Il provvedimento e' stato emesso dal gip presso il Tribunale di Napoli Nord.

Dodici indagati sono finiti agli arresti domiciliari mentre altre sei persone sono state raggiunte da misure interdittive.

Eseguito anche un provvedimento di sequestro preventivo di beni, per la somma complessiva di circa 1.580.000 euro, nei confronti di 48 indagati.

LE ATTIVITA' INVESTIGATIVE

Le prime attivita' investigative hanno permesso di raccogliere gravi indizi, anche grazie alle risultanze delle complesse attivita' tecniche, nonche' rilevare una serie di illeciti allontanamenti dal servizio da parte di 22 dipendenti dell'Asl di Caserta per i quali, il 25 novembre 2020, e' gia' stata eseguita un'ordinanza cautelare per l'applicazione di misure interdittive per truffa ai danni dell'Azienda sanitaria locale.

Nel corso delle indagini - supportate da riscontri alle numerose nuove intercettazioni delle conversazioni telefoniche ed ambientali, nonche' dall'acquisizione ed analisi di migliaia di atti aziendali e delle imprese accreditate - gli investigatori hanno accertato comportamenti illeciti nei confronti di 79 persone, finalizzati alla turbata liberta' degli incanti mediante l'affidamento a poche ditte compiacenti, di lavori di adeguamento e ristrutturazione di locali aziendali gestiti direttamente dal DSM, in cambio di somme di danaro e regalie varie; una serie di falsi ed abusi, in ordine alla gestione di pazienti con patologie psichiatriche che venivano affidati a strutture esterne convenzionate (cogestori) senza alcuna valutazione del piano terapeutico riabilitativo da parte del competente organo specialistico (U.V.I.), assoggettando l'onere di degenza, dalla somma di diverse migliaia di euro per ciascun paziente, a carico dell'Asl di Caserta. 

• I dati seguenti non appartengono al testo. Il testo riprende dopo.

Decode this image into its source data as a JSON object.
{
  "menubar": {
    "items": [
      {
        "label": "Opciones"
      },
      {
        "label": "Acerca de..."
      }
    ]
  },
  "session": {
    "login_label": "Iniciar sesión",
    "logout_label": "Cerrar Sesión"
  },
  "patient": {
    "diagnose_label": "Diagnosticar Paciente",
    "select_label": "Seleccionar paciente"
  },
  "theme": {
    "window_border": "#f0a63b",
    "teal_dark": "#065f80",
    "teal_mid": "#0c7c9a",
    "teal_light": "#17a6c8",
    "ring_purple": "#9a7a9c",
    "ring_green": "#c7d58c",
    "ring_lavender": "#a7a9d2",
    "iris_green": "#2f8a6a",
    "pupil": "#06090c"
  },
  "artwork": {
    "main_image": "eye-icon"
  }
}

Ma anche l'affidamento dei servizi di trasporto in emergenza (118) ad un'associazione di volontariato i cui vertici, in cambio, corrispondevano ad uno dei componenti della commissione aggiudicatrice ed ad altri dipendenti compiacenti dell'ASL, regalie o altri vantaggi quali assunzioni di propri familiari.

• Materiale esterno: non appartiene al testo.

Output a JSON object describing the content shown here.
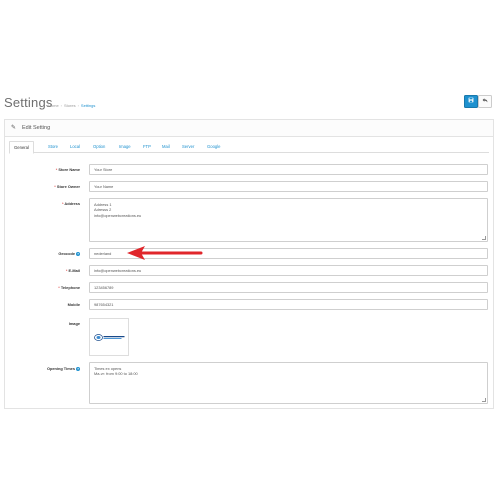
{
  "header": {
    "title": "Settings",
    "breadcrumb": [
      "Home",
      "Stores",
      "Settings"
    ],
    "save_icon": "save-icon",
    "back_icon": "reply-icon",
    "accent": "#1e91cf"
  },
  "panel": {
    "title": "Edit Setting",
    "icon": "pencil-icon"
  },
  "tabs": [
    {
      "label": "General",
      "active": true
    },
    {
      "label": "Store"
    },
    {
      "label": "Local"
    },
    {
      "label": "Option"
    },
    {
      "label": "Image"
    },
    {
      "label": "FTP"
    },
    {
      "label": "Mail"
    },
    {
      "label": "Server"
    },
    {
      "label": "Google"
    }
  ],
  "form": {
    "store_name": {
      "label": "Store Name",
      "value": "Your Store",
      "required": true
    },
    "store_owner": {
      "label": "Store Owner",
      "value": "Your Name",
      "required": true
    },
    "address": {
      "label": "Address",
      "lines": [
        "Address 1",
        "Adresss 2",
        "info@openwebcreations.eu"
      ],
      "required": true
    },
    "geocode": {
      "label": "Geocode",
      "value": "nederland"
    },
    "email": {
      "label": "E-Mail",
      "value": "info@openwebcreations.eu",
      "required": true
    },
    "telephone": {
      "label": "Telephone",
      "value": "123456789",
      "required": true
    },
    "mobile": {
      "label": "Mobile",
      "value": "987654321"
    },
    "image": {
      "label": "Image",
      "logo": "openwebcreations-logo"
    },
    "opening_times": {
      "label": "Opening Times",
      "lines": [
        "Times ex opens",
        "Ma-vr: from 9:00 to 18:00"
      ],
      "required": false
    }
  },
  "annotation": {
    "arrow_color": "#e0262b"
  }
}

E atti finalizzati alla corruzione attribuibile ai gestori delle strutture di riabilitazione convenzionate che, in cambio dell'affidamento diretto dei pazienti e dell'omessa attivita' di controllo sui piani riabilitativi, corrispondevano periodicamente somme di danaro ed altre regalie ai funzionari pubblici che erano preposti alla tutela e corretta attivita' di recupero dei pazienti psichiatrici; alla gestione occulta da parte di alcuni funzionari dell'ASL, con intestazione fittizia a persone compiacenti, di strutture private convenzionate presso le quali venivano indirizzati i pazienti, affidati con onere a carico dell'ASL (diaria di circa 88 euro), direttamente dai medesimi funzionari.

Per non parlare della creazione di progetti finalizzati alla cura dei pazienti delle cosiddette "fasce deboli", di fatto mai attuati e dunque destinati alla sola spartizione delle somme di danaro pubblico investito, tra i sodali dipendenti del D.S.M.; dell'affidamento pilotato di incarichi legali e mantenimento di apicali incarichi dirigenziali in seno all'ASL, mediante traffici di influenze illecite; dell'acquisto di beni strumentali ad uso privato con i fondi pubblici dell'ASL; dell'illecito allontanamento dal servizio, da parte di alcuni dipendenti dell'ASL, al fine di assolvere faccende personali e familiari.